Secretary Geithner before the House Financial Services and Agriculture Committees

July 10, 2009
TG-204

Secretary Timothy F. Geithner before the House Financial Services and Agriculture Committees Joint Hearing on Regulation of OTC Derivatives

Chairman Frank, Ranking Member Bachus, Chairman Peterson, Ranking Member Lucas, members of the Financial Services and Agriculture Committees, thank you for the opportunity to testify today about a key element of our financial regulatory reform package – a comprehensive regulatory framework for the over-the-counter (OTC) derivatives markets.

Over the past two years, we have faced the most severe financial crisis in generations. Some of our largest financial institutions failed.  Many of the securities markets that are critical to the flow of credit in our financial system broke down.  Banks came under extraordinary pressure.  And these forces magnified the overall downturn in the housing market and the broader economy. 

President Obama, working with the Congress, has taken extraordinary steps to stabilize the economy and to repair the damage to the financial system.  As we continue to put in place conditions for economic recovery, we need to lay the foundation for a safer, more stable financial system in the future. 

This financial crisis has exposed a set of core problems with our financial system.  The system permitted an excessive build-up of leverage, both outside the banking system and within the banking system. 

The shock absorbers that are critical to preserving the stability of the financial system – capital, margin, and liquidity cushions in particular – were inadequate to withstand the force of the global recession, and they left the system too weak to withstand the failure of major financial institutions.

 In addition, millions of Americans were left without adequate protection against financial predation, particularly in the mortgage and consumer finance areas.  Many were unable to evaluate the risks associated with borrowing to support the purchase of a home or to sustain a higher level of consumption. 

The United States entered this crisis without an adequate set of tools to contain the risk of broader damage to the economy and to manage the failure of large, complex financial institutions. 

Many forces contributed to these problems.  Household debt rose dramatically as a share of total income, financed by a willing supply of savings from around the world.  Risk management practices at financial firms failed to keep abreast of the rising complexity of financial instruments.  Compensation rose to exceptionally high levels in the financial sector, with rewards for executives unmoored from an assessment of long-term risk for the firm, thus mis-aligning the incentive structures in the system.  Our framework of financial supervision and regulation, designed in a different era for a more simple bank-centered financial system, failed in its most basic responsibility to produce a stable and resilient system for providing credit and protecting consumers and investors.

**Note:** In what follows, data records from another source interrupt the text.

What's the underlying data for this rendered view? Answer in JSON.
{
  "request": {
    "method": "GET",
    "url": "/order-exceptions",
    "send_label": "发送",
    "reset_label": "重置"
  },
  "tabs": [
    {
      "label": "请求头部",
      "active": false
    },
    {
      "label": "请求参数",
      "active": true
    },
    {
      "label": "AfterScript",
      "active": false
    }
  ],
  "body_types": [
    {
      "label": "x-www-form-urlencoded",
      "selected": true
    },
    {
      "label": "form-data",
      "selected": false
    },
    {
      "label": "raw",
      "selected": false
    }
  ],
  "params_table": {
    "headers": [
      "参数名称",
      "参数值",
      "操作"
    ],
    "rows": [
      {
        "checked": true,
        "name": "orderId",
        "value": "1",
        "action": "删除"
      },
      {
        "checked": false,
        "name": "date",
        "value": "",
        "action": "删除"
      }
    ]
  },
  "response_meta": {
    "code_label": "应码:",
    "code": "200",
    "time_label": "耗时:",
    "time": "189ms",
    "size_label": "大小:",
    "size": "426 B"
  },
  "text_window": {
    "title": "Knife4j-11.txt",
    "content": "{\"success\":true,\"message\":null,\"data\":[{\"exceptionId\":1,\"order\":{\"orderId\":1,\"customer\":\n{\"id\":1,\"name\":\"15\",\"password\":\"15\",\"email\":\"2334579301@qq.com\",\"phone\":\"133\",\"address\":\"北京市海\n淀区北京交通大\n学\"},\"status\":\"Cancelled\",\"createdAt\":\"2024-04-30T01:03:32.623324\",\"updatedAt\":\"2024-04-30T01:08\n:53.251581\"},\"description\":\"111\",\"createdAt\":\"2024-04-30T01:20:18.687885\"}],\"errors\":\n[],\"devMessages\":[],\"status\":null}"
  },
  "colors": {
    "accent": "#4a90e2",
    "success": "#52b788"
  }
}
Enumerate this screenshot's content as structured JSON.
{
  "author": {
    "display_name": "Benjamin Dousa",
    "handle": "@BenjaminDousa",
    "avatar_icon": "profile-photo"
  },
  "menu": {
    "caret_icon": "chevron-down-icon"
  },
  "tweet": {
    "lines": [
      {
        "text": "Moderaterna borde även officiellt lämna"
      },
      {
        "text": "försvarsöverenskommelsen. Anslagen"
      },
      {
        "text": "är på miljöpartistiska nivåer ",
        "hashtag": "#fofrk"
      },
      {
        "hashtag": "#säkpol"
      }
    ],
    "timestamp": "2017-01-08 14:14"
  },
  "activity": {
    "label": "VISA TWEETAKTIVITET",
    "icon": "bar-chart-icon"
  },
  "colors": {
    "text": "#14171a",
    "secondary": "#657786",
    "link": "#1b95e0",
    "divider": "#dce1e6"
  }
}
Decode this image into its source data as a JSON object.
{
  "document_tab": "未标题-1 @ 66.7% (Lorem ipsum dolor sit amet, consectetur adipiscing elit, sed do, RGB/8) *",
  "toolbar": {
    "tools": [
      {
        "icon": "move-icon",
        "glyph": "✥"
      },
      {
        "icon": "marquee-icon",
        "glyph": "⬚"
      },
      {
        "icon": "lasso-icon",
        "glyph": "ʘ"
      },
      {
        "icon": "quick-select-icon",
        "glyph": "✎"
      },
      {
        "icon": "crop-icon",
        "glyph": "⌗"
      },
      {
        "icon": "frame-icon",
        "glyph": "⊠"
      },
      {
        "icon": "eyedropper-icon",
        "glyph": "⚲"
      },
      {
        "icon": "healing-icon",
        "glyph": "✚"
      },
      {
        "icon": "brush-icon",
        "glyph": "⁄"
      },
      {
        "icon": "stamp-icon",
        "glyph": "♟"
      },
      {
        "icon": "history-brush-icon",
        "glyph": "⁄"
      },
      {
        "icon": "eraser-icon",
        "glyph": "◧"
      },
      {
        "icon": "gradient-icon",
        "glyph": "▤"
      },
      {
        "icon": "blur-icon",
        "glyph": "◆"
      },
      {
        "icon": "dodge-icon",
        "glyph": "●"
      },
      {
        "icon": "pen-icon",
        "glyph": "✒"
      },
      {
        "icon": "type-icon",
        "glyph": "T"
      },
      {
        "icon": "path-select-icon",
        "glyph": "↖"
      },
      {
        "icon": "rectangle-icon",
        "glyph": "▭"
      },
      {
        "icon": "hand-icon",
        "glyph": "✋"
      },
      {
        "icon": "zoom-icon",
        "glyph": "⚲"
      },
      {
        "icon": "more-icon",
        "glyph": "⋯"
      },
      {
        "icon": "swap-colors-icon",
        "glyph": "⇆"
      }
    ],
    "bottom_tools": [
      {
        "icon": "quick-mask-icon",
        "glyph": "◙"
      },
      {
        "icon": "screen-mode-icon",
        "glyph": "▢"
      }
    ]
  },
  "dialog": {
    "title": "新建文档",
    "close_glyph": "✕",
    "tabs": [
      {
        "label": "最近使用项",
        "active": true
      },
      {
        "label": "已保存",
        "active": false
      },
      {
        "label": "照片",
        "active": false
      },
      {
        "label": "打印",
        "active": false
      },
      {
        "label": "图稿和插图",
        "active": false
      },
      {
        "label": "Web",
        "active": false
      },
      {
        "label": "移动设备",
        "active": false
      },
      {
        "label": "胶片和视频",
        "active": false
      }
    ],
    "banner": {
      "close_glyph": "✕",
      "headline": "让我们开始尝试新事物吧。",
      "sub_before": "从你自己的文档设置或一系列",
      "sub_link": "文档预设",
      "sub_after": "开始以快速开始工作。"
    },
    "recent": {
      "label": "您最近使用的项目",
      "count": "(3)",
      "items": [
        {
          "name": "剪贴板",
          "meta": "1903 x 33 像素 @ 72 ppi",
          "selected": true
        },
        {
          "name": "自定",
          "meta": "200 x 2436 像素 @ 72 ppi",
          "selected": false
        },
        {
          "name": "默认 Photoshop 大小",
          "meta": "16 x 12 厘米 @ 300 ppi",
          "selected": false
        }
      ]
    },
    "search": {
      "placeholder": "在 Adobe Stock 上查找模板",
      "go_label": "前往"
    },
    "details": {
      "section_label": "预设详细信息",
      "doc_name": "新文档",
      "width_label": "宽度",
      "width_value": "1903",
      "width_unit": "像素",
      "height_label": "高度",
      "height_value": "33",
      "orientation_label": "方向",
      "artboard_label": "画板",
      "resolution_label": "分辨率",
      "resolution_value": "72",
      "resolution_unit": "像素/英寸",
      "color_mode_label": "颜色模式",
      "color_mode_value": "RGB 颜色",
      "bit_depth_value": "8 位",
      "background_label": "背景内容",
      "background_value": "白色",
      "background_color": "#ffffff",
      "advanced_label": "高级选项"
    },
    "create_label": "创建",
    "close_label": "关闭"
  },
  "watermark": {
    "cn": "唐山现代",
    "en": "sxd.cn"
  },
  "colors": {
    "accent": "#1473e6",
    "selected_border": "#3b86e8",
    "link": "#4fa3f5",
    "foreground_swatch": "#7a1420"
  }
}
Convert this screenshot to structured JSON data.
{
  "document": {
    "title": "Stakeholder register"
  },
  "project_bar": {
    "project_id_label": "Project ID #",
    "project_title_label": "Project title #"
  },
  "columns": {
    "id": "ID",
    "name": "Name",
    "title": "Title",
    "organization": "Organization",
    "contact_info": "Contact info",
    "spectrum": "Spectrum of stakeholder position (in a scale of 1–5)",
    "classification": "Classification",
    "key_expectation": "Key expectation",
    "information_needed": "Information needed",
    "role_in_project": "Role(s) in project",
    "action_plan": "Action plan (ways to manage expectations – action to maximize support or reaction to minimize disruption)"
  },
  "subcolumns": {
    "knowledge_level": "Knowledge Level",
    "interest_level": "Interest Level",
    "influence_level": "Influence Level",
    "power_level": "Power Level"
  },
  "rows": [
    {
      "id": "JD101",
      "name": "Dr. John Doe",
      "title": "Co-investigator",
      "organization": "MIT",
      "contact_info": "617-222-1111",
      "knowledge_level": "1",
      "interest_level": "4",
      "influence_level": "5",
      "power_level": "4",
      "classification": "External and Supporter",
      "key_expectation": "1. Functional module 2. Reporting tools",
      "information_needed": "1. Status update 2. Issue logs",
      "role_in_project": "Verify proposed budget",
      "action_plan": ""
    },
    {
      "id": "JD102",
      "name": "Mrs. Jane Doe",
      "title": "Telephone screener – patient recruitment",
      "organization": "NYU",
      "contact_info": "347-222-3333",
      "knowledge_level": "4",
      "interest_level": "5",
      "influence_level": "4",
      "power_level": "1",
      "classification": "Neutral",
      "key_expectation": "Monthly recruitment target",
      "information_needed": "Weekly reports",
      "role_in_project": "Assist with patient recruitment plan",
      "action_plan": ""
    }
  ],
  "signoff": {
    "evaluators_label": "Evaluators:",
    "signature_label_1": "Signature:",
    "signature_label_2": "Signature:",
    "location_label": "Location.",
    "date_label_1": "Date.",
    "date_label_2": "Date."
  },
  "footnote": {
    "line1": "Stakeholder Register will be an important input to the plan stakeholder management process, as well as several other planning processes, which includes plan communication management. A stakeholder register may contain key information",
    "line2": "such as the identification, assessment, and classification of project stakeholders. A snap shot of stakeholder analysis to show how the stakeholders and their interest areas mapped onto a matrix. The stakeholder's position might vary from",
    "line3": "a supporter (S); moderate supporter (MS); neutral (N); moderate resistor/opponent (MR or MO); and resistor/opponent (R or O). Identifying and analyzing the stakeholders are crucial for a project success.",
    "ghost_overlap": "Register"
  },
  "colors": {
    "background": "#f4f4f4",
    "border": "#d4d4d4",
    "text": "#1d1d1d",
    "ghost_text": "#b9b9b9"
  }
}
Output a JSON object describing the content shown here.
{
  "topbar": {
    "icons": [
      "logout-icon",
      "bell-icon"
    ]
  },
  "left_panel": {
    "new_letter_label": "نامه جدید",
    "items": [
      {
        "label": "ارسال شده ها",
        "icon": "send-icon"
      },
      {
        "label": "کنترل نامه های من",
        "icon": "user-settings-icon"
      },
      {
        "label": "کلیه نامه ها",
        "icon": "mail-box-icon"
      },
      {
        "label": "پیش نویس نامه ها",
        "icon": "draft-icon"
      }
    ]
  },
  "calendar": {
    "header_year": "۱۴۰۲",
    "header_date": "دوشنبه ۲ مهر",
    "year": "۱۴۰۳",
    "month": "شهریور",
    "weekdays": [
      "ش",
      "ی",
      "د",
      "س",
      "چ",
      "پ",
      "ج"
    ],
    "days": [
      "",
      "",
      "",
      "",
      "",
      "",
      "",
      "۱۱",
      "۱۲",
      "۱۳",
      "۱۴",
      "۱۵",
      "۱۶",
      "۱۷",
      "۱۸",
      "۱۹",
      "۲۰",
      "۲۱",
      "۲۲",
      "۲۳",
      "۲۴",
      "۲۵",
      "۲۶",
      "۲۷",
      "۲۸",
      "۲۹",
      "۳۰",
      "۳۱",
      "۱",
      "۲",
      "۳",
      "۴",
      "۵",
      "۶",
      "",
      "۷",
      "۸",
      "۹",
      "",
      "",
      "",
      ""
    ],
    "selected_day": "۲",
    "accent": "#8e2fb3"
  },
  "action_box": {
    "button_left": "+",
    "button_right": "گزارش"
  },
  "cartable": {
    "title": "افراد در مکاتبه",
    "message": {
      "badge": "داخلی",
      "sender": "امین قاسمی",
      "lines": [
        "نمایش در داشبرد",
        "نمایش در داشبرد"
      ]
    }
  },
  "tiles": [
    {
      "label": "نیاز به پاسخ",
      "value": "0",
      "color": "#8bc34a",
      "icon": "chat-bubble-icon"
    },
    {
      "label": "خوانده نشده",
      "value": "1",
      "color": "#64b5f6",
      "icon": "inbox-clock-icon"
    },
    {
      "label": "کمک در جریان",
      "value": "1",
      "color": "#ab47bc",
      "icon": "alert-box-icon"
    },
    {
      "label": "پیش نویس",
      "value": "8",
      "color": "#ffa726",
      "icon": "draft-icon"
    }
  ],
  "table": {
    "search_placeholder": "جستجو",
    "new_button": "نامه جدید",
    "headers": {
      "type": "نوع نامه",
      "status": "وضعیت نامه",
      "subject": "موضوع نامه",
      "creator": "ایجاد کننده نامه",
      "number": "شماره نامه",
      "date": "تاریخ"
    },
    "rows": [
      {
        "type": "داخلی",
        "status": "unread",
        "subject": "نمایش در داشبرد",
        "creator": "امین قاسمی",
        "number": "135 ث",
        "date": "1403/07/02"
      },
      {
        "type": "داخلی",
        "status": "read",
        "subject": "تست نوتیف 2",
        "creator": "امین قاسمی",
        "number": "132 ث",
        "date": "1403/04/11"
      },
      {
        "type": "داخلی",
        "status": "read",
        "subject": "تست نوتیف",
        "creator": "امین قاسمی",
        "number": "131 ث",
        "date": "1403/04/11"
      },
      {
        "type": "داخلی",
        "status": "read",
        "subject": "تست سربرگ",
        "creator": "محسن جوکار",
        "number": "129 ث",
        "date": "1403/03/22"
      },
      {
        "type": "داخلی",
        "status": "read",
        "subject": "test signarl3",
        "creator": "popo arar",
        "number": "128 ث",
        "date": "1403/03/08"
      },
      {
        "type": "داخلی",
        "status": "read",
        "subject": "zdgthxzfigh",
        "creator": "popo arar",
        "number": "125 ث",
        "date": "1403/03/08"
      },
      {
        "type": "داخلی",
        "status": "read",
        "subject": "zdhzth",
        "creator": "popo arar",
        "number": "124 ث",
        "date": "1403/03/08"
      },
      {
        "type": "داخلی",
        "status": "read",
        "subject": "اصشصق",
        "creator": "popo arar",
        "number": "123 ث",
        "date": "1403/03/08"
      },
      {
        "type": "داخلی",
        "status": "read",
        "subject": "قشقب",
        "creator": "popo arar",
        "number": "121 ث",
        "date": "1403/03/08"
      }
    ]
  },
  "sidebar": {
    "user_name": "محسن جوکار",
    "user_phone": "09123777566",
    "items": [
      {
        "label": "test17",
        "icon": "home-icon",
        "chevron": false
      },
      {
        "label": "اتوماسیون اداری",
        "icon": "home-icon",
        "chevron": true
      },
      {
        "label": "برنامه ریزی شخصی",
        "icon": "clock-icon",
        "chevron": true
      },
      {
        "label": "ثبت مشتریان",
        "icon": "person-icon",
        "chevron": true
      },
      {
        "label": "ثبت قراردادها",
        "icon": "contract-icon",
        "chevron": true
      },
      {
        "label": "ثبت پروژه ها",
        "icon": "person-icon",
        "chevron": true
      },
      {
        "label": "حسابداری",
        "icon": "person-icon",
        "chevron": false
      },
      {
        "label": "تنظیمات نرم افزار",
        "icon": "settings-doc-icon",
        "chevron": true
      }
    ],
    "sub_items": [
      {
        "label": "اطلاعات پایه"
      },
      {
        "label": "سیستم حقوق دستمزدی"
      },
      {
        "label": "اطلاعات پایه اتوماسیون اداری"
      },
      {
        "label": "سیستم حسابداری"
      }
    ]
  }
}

The Administration proposed in June a comprehensive set of reforms to address the problems in our financial system that were at the core of this crisis and to reduce the risk of future crises. 

We proposed to establish a new Consumer Financial Protection Agency with the power to establish and enforce protections for consumers on a wide array of financial products. 

We proposed to put in place more conservative constraints on risk taking and leverage through higher capital requirements for financial institutions and stronger cushions in the core market infrastructure. 

We proposed to extend the scope of regulation beyond the traditional banking sector to cover all firms who play a critical role in market functioning and the stability of the financial system. 

We proposed to put in place stronger tools for managing the failure of large, complex financial institutions by adapting the resolution process that now exists for banks and thrifts.

We proposed to reduce the substantial opportunities for regulatory arbitrage that our system permitted by consolidating safety and soundness supervision for federal depository institutions, eliminating loopholes in the Bank Holding Company Act, moving toward convergence of the regulatory frameworks that apply to securities and futures markets, and establishing more uniform standards and enforcement of standards for financial products and activities across the system.

And we proposed to work with other countries to establish strong international standards, so the reforms we put in place here are matched and informed by similarly effective reforms elsewhere.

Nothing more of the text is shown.